George Flanagin

Software Development, Management, and ... other stuff ... at least on this one page.

This article first appeared in Quora. It continutes to get a couple of upvotes per week.

Between Java and Python, which one is better to learn first and why?

But first ... regardless of the language that you choose, you will do better with it if you learn the fundamentals of computer science in parallel with your language studies. It has seemed to me that programmers who work without much knowledge of the "guts" of a computer's execution never seem to be as good as those who have the safety net of a deeper understanding, and those who lack depth in CS never become excellent.

Although I bill myself as 98% biography free, for this answer a sentence or two is required. Ending in 2004, I taught in the Department of Computer Science | VCU School of Engineering at Virginia Commonwealth University. The CS program at VCU was Java-oriented, in the sense that Java was the declared teaching language. In the 1990s I lived and worked in and around Silicon Valley, primarily getting my work done in C++. In the 1980s, it was C and Fortran.

I now work (but I do not teach) four miles down the street at University of Richmond, where we are a Java and Python-3 shop. We have purchased a number of vendor authored packages, but we glue them together with Python, and some of the faculty are Python proponents.

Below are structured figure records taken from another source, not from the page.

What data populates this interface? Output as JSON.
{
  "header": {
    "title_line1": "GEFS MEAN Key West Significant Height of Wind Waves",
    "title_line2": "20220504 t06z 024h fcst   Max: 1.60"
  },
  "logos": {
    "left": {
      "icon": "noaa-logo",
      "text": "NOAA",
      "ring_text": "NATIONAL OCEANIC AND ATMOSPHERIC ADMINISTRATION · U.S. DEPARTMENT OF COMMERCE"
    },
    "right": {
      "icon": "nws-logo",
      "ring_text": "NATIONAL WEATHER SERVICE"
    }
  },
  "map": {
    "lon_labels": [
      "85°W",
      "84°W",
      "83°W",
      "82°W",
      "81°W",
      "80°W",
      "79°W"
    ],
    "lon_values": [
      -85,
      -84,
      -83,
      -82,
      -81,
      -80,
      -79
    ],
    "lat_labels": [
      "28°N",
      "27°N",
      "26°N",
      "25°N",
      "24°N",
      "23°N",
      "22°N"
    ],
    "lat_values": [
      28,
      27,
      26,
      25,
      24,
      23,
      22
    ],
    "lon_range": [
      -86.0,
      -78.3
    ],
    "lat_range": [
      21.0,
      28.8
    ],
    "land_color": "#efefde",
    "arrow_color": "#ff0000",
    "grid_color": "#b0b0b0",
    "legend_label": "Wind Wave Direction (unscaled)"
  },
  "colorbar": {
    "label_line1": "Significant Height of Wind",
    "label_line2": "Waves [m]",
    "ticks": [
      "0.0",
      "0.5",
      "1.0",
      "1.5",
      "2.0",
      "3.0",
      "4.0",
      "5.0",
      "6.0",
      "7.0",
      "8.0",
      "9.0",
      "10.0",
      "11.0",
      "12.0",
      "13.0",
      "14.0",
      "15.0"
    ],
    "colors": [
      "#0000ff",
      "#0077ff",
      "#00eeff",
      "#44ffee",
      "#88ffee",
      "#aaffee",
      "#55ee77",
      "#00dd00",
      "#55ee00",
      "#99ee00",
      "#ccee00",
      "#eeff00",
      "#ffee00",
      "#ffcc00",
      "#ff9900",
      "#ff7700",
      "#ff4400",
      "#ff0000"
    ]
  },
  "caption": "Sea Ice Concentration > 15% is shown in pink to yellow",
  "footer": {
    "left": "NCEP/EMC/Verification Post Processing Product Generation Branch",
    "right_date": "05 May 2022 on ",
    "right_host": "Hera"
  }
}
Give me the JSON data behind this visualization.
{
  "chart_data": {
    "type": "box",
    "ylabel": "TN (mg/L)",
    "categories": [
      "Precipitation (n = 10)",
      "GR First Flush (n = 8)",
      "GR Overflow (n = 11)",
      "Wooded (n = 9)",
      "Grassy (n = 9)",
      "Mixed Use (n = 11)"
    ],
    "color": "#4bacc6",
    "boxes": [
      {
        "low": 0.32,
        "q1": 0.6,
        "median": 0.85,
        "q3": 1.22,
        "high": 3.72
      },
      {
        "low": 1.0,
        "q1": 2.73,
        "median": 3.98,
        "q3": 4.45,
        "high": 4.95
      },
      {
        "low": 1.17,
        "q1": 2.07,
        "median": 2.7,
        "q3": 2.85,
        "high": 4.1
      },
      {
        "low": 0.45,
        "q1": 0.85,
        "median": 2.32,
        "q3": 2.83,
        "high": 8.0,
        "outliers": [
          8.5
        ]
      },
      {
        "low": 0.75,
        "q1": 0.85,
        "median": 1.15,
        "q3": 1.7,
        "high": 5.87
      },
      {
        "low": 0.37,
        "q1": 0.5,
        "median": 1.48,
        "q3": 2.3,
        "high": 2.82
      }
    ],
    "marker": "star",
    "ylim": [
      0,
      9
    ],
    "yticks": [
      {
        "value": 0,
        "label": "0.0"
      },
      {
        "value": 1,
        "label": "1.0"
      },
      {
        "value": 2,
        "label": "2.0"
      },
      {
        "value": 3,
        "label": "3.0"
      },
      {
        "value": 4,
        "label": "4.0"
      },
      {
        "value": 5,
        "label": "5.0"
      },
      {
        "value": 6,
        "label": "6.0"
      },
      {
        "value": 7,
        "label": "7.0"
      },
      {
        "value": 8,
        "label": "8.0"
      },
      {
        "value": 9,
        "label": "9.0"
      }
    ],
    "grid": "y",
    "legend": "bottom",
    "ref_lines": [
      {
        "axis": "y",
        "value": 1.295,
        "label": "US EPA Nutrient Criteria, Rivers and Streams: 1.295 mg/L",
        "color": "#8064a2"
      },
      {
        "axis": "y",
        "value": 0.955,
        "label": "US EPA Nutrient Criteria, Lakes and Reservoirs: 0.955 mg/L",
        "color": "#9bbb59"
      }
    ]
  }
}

Teaching in the EE program a decade ago, I often seemed to be de-programming the students who had started in Java. For the classes I taught, most of the students were upper division. They knew very little about the most useful construct in programming: the pointer. The idea that there were non-class objects in other languages baffled them. Internal representations of data in memory were foreign. But that's why they are getting a university degree, yes?

At University of Richmond, and I once again find myself flummoxed by the operational contrasts between Java and Python, and I believe they are connected to learning.

  1. Python requires no "set up." A full Python environment is already on every Linux machine, and on Macs. On Linux, the program yum, or the Yellowdog Updater, Modified is written in Python, so Python is here to stay. Java requires a substantial amount of setup. So if you want to get started with Python programming, just type python at the prompt. Now. That's it. To start with Java, call someone who knows it.
  2. The systems written in Java that we have purchased all suffer from the need to have particular versions of Java installed, and thick clients of these systems also have that requirement. Support of Java appears to be expensive. We do not yet have a similar number of Python systems, but no one is expecting configuration management to be an issue with them. From an educational standpoint, this sounds like a good way to become frustrated.
  3. Python has its own idiosyncrasies. In Java, every object must be a representation of some class, but in Python the "variables" are of a unique flavor. Variables do not represent objects [cf. object: something in memory that has an address] nor are they pointers, nor are they references. It is best to think of them as temporary "names" for an underlying reality, much like the Allegory of the Cave in The Republic (Plato). From a learning standpoint, this may be more difficult for those of us with 35 years of experience than it is for those first taking up programming.
  4. A number of companies are stuck with a great deal of legacy code written in Python 2. Consequently, Python suffers from a misconception about how strict or loose the typing system may be, and how strictly it may be enforced. Keep in mind that because Python mainly works with "names" of objects, we are really not discussing the same thing when we discuss types of Python's objects that we are discussing in other languages. Python does offer some rather seamless type conversions that can make it seem that the concept of types is less strict than it is in fact. Learning Python 3 first makes sense, but most of the employment is still in Python 2.
  5. Compared with Java, Python is terse. Personally, the growing amount of arthritis in my hands welcomes this feature. In truth, my C++ code was frequently criticized for its overuse of operator overloading and the ternary operator. This may not make it a good learning experience, because for many people learning comes more easily when the material is spelt out.
  6. If you plan to make a generalized career of programming, choosing a language based on employment prospects is pointless. In the past three and a half decades of continuous employment, I have made money from and forgotten the following languages: 6502 assembly, 8086 assembly, Fortran 66, Pascal, ... You get my drift. Now I am all Python all the time, except when I am asked to do Java.

But finally ... go back and read the "but first" section.